How Reebok pulled off the ‘Nevertheless, she persisted’ T-shirt campaign

By August 24, 2017ISDose

In January 2016, Reebok combined its editorial, public relations and social media team and called it “the newsroom.” At the Digiday Content Marketing Summit held Aug. 14-16 in Vail, Colorado, the newsroom’s global head of editorial Blair Hammond discussed how the company takes risks in real-time marketing.

“Because the world is what it is today, we also found ourselves dabbling in a little bit of politics,” said Hammond. “In 2017, we realized that the atmosphere was different. People were protesting. There’s a cultural conversation happening that did not lend itself to people suddenly just trying to think about Reebok and the products we were offering.”

Reebok had a chance to weigh in when Senate Majority Leader Mitch McConnell interrupted Elizabeth Warren on the Senate floor. As the incident took the nation and social media by storm, the newsroom put the tagline “Nevertheless, She Persisted” on T-shirts, and the proceeds went to charity. The shirt sold out in six hours.

Edited highlights from Hammond’s session on the campaign below:

The challenge of reaching consumers
“We all know how doom and gloom it is to reach a consumer these days. They’re streaming, not paying attention to banner ads and a third of millennials say they don’t even watch TV. We still use big-name athletes to promote big products at the right time. So there’s still the traditional sports marketing happening. We’re trying to pull the consumer into our ecosystem versus pushing our advertising at them.”

Finding where products and audiences’ interests intersect
“On one side, we’ve got where we care about — our products, athletes and shoes. On the other side is what our audience cares about — things like ‘Game of Thrones.’ Only where those two things intersect is where the newsroom exists. We don’t go too far to the left to produce tech videos to show new shoes. And we don’t go too far to the right — we don’t have a lot of cat videos because they don’t work out.”

Connecting through news
“We suddenly started seeing our consumer, who is female first, who we pay attention to.

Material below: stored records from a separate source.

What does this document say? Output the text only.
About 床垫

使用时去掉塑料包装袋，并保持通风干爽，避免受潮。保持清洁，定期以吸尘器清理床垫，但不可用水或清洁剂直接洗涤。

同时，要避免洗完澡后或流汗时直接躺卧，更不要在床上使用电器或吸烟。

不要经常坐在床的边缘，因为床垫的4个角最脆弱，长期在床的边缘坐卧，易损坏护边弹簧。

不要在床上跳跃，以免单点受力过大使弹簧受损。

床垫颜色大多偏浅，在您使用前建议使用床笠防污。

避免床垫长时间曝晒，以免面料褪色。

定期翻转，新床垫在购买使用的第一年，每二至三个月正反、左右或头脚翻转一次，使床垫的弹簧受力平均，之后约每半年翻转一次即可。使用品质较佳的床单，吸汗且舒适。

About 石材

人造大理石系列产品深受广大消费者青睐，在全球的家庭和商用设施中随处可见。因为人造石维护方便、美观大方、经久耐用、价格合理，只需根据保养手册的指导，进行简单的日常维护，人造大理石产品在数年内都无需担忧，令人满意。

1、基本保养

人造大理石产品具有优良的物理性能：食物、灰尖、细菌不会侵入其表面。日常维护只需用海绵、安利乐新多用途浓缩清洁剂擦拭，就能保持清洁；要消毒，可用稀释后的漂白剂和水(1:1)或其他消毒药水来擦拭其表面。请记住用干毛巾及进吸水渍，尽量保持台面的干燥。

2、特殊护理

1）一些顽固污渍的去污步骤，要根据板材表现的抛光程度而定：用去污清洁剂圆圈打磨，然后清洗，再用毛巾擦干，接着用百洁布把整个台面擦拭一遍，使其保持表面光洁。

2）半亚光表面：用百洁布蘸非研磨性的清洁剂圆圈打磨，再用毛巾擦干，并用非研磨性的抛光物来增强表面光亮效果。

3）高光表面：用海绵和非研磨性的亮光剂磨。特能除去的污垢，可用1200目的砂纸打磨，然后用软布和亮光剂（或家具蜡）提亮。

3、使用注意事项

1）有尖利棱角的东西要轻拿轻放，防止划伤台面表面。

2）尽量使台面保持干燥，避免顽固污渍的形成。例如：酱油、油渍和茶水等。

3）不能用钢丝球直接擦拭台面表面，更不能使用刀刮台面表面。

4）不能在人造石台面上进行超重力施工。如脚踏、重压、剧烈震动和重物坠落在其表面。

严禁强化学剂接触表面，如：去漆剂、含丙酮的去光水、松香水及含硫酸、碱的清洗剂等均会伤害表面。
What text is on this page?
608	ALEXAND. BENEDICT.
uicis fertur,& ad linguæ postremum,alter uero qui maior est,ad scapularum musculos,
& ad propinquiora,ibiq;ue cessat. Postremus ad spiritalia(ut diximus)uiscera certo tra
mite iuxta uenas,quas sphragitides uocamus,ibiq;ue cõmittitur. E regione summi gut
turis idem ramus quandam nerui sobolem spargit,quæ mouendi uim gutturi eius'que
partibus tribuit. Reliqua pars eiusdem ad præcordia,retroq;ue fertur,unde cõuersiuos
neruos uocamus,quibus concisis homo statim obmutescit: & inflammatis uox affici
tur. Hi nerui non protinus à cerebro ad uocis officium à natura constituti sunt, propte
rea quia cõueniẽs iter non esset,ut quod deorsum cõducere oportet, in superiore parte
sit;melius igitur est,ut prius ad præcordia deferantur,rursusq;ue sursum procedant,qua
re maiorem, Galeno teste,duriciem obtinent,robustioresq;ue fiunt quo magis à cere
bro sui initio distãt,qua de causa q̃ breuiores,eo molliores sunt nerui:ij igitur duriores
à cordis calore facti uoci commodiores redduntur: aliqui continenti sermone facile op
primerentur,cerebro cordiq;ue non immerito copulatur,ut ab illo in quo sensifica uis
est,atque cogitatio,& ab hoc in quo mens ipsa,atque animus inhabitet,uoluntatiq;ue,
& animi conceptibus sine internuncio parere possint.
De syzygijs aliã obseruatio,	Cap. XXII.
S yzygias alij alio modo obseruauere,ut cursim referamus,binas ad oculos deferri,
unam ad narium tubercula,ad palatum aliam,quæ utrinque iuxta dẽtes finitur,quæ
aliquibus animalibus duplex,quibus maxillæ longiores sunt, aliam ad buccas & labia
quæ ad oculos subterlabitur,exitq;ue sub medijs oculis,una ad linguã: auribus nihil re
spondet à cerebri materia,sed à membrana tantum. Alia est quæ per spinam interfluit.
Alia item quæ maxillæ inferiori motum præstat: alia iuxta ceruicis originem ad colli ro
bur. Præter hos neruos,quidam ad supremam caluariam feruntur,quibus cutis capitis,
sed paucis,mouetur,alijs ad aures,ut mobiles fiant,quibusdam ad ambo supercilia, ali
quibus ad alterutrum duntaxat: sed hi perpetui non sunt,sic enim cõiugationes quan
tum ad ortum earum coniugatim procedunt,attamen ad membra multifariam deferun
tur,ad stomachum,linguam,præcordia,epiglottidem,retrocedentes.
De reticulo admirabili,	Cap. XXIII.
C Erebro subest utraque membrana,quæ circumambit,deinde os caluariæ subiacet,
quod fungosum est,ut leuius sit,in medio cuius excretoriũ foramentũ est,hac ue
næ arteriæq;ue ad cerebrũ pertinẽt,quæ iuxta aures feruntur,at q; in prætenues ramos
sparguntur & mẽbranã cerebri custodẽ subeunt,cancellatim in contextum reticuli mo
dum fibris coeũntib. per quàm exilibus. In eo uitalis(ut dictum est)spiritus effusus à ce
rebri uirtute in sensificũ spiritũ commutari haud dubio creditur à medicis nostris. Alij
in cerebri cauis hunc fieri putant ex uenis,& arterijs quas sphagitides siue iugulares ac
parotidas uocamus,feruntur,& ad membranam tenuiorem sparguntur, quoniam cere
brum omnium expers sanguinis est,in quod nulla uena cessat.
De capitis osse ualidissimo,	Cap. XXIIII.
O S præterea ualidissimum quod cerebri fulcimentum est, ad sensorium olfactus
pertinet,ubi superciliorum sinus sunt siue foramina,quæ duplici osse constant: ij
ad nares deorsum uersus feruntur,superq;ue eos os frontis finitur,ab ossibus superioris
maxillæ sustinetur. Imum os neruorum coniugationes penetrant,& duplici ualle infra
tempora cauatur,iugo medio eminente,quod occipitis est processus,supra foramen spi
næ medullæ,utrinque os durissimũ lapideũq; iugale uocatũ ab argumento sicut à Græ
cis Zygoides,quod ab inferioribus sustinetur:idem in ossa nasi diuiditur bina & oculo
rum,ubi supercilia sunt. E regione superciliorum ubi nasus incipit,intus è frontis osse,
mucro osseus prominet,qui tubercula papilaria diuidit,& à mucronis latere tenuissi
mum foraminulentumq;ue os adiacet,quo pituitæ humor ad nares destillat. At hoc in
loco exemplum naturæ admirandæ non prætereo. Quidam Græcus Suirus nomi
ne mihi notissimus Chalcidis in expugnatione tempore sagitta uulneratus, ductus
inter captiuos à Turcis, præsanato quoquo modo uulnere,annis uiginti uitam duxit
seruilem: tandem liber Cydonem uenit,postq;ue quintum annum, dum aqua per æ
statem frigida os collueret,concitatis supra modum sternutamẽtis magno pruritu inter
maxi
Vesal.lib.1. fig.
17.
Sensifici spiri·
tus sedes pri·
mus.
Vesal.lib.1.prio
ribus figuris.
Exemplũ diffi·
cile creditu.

We saw our in here. We want her to persist through her workout, her life. We want her to be more human. What if we made a T-shirt with this phrase on it? And because selling the T-shirt would be too self-serving, what if we did that and donated all the proceeds? So, we did.”

Marketing in real time
“Real-time marketing is great. If you miss the time, it’s worthless. We asked our designer to do it [come up with T-shirt designs] by the next day, but this story happens in Boston and offices were closed the next day because of snow. Selling the idea internally suddenly became hundreds of emails. We narrowed it down to a couple of key stakeholders and came up with the final idea. The T-shirt was sold out in six hours. Talk about the huge retargeting opportunity.”

The importance of controlling the message
“We were only able to do this because we had a whole host of content all around the T-shirt that allowed us a 100 percent message control. All of our social feeds pointed back to a blog post that told our story in full — why we were donating, who we were donating to, and we included a statement from our vp who had marched on Washington earlier that year. And consumers reacted exactly how we wanted them to. When consumers are coming to your site, engaging with your brand, it still has to look and feel legitimate.”